Normas estritas do trânsito e de pilotagem terão de ser estabelecidas. Nesse sentido, cinco instituições de pesquisa da Inglaterra, Suíça e Alemanha já estão trabalhando no projeto myCopter, que conta com um subsídio de US$ 4,7 milhões da União Europeia: Universidade de Liverpool, Escola Politécnica Federal de Lausanne, Instituto Federal Suíço de Tecnologia de Zurique, Instituto Max Planck de Biologia Cibernética e Instituto de Tecnologia de Karlsruhe. 

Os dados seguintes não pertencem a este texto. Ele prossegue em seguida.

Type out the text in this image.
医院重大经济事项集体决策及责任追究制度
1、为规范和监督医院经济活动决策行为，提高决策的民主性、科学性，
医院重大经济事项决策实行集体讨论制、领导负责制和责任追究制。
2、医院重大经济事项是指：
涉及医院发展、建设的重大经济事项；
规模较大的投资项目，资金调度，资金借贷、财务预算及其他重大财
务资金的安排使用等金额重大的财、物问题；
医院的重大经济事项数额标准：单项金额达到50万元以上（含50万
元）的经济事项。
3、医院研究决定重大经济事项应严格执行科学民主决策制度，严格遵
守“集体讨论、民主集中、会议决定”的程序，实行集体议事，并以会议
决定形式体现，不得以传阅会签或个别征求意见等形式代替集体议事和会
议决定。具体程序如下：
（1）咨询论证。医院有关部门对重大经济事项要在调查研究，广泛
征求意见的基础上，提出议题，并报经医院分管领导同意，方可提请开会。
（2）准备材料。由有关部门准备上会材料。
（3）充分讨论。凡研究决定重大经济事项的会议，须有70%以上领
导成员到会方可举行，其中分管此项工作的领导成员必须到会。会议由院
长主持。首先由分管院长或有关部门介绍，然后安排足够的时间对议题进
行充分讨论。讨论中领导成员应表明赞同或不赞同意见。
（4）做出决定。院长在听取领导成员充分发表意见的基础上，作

O objetivo da iniciativa conjunta é estudar o ambiente de voo e preparar os indivíduos para conduzir os aparelhos, tornando a pilotagem o mais fácil possível. Para tanto, as instituições criaram simuladores e veículos aéreos de teste em terceira dimensão. Os resultados obtidos ajudarão a aprimorar a interface homem-máquina e compreender os problemas regulatórios, além de favorecer o surgimento de melhorias técnicas nas aeronaves.

“Nosso objetivo é desenvolver tecnologias que poderão ser usadas para formatar um novo sistema de transporte para viagens pessoais, na verdade uma nova modalidade de tráfego, levando em conta a expectativa dos usuários e a reação do público”, sintetiza Heinrich Bülthoff , do Instituto Max Planck. Dadas as condições precárias do trânsito em muitas cidades, doses extremas de cautela serão necessárias.